The power of the HeForShe campaign comes from its directed focus on men and boys. The problems with past and even current feminist movements is that they are often interpreted as being against men, rather than for women or for the equality of humankind. Too often, these movements have ended up with women fighting back against men. This has pushed men out of the conversation, placing the two genders into two different camps, and has even made the word “feminism” seem aggressive and hostile. As a result, Watson said, this associates the movement with “man-hating.” In the past, these movements have pitted men and women against one another and forced them onto opposing sides of the conversation.

But now, Watson has extended “a formal invitation” to men to participate in the movement for gender equality. Her campaign is targeted directly at men, proving that feminism is not anti-men. Moreover, Watson does not just invite men – she forcefully calls them to action, causing them to ask the questions, “If not me, who? If not now, when?” HeForShe is calling men – the other half of humanity who has largely ignored the discussion – into the movement for gender equality and calling them to act right now.

Watson’s speech also dispels the bygone movements that solely focus on female rights and looks broadly to overall gender equality. This intention is deliberate and crucial. Not only is the current feminist movement more progressive, it is also no longer a women-versus-men movement; it is a people-for-humanity movement.

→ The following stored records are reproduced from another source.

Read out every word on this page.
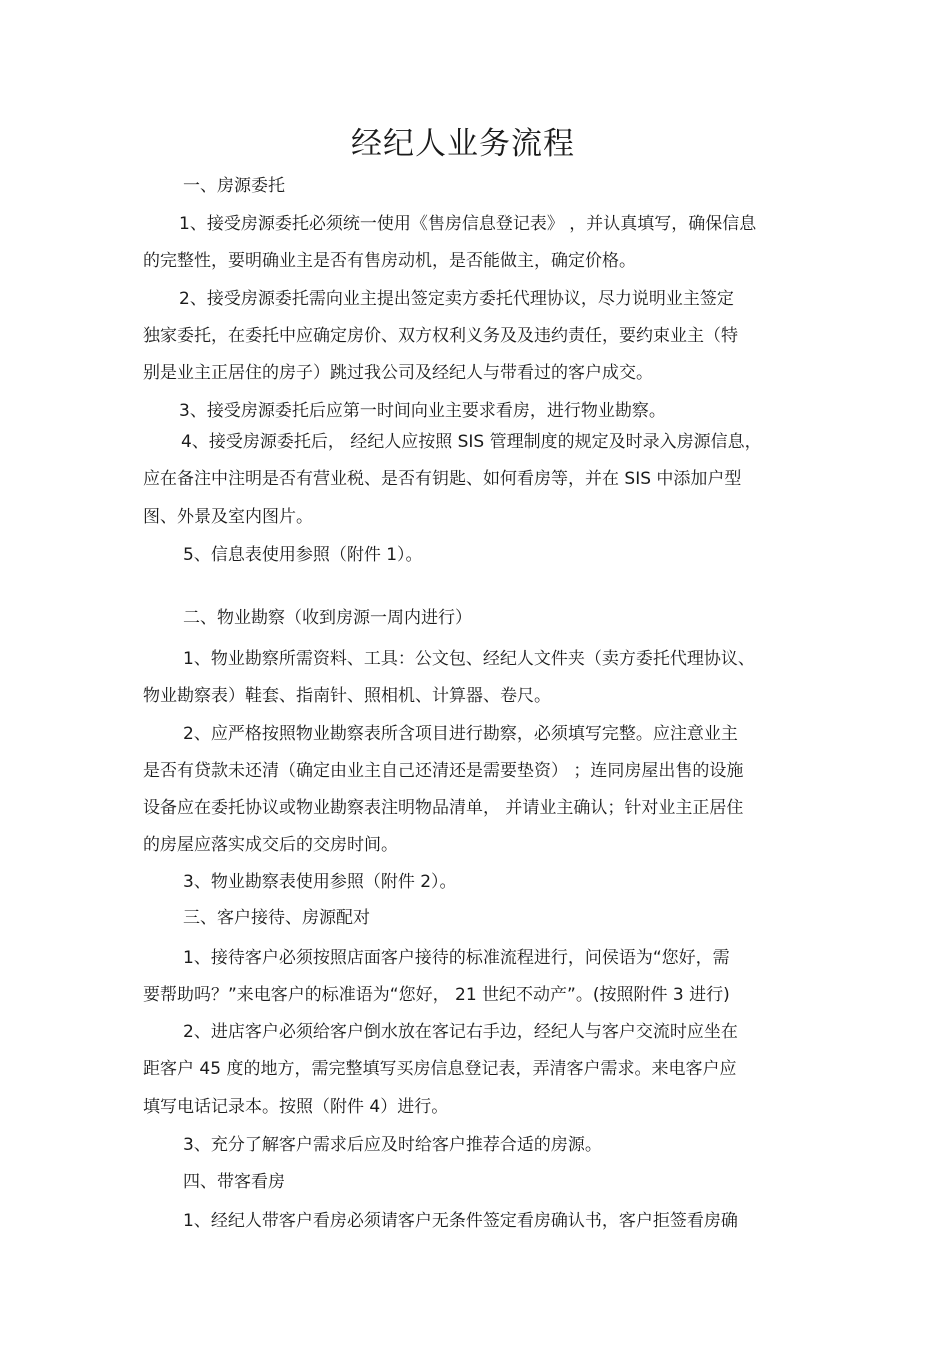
经纪人业务流程

一、房源委托

1、接受房源委托必须统一使用《售房信息登记表》 ，并认真填写，确保信息

的完整性，要明确业主是否有售房动机，是否能做主，确定价格。

2、接受房源委托需向业主提出签定卖方委托代理协议，尽力说明业主签定

独家委托，在委托中应确定房价、双方权利义务及及违约责任，要约束业主（特

别是业主正居住的房子）跳过我公司及经纪人与带看过的客户成交。

3、接受房源委托后应第一时间向业主要求看房，进行物业勘察。

4、接受房源委托后， 经纪人应按照 SIS 管理制度的规定及时录入房源信息，

应在备注中注明是否有营业税、是否有钥匙、如何看房等，并在 SIS 中添加户型

图、外景及室内图片。

5、信息表使用参照（附件 1）。

二、物业勘察（收到房源一周内进行）

1、物业勘察所需资料、工具：公文包、经纪人文件夹（卖方委托代理协议、

物业勘察表）鞋套、指南针、照相机、计算器、卷尺。

2、应严格按照物业勘察表所含项目进行勘察，必须填写完整。应注意业主

是否有贷款未还清（确定由业主自己还清还是需要垫资） ；连同房屋出售的设施

设备应在委托协议或物业勘察表注明物品清单， 并请业主确认；针对业主正居住

的房屋应落实成交后的交房时间。

3、物业勘察表使用参照（附件 2）。

三、客户接待、房源配对

1、接待客户必须按照店面客户接待的标准流程进行，问侯语为“您好，需

要帮助吗？”来电客户的标准语为“您好， 21 世纪不动产”。(按照附件 3 进行)

2、进店客户必须给客户倒水放在客记右手边，经纪人与客户交流时应坐在

距客户 45 度的地方，需完整填写买房信息登记表，弄清客户需求。来电客户应

填写电话记录本。按照（附件 4）进行。

3、充分了解客户需求后应及时给客户推荐合适的房源。

四、带客看房

1、经纪人带客户看房必须请客户无条件签定看房确认书，客户拒签看房确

Watson’s speech is largely centered on the injustices faced by women, but this is simply because the issues and injustices women suffer through are more numerous and more statistically relevant than those often suffered by men.

However, she makes a deliberate effort to call attention to the fact that gender equality is an issue for men as well as women. Boys suffer from unjust standards and perceived expectations of masculinity in similar ways to how girls suffer from expectations of femininity. The HeForShe campaign seeks to empower men to help alleviate all gender inequalities, and that is why the front page of the movement’s Web site does not say “women’s equality” or “men’s equality.” It says “A Solidarity Movement for Gender Equality.”

That is really the final piece to Watson’s remarkable speech. This movement is a campaign for solidarity. This is not just a call to action; it is a call to community for both genders. This campaign seeks to bring men into the conversation that women have dominated for decades so that both genders, as an act of solidarity, can achieve universal gender equality.

It is too early to see if the HeForShe campaign will revolutionize the gender equality movement, but one thing is for certain: Emma Watson is not just a child star thrust into the adult spotlight. Her voice is strong and her message is clear. Through her past and present influence, she has the ability to reach the lives of so many boys and families and her message will be widely heard. HeForShe is the most powerful movement for gender equality and feminism so far in our time.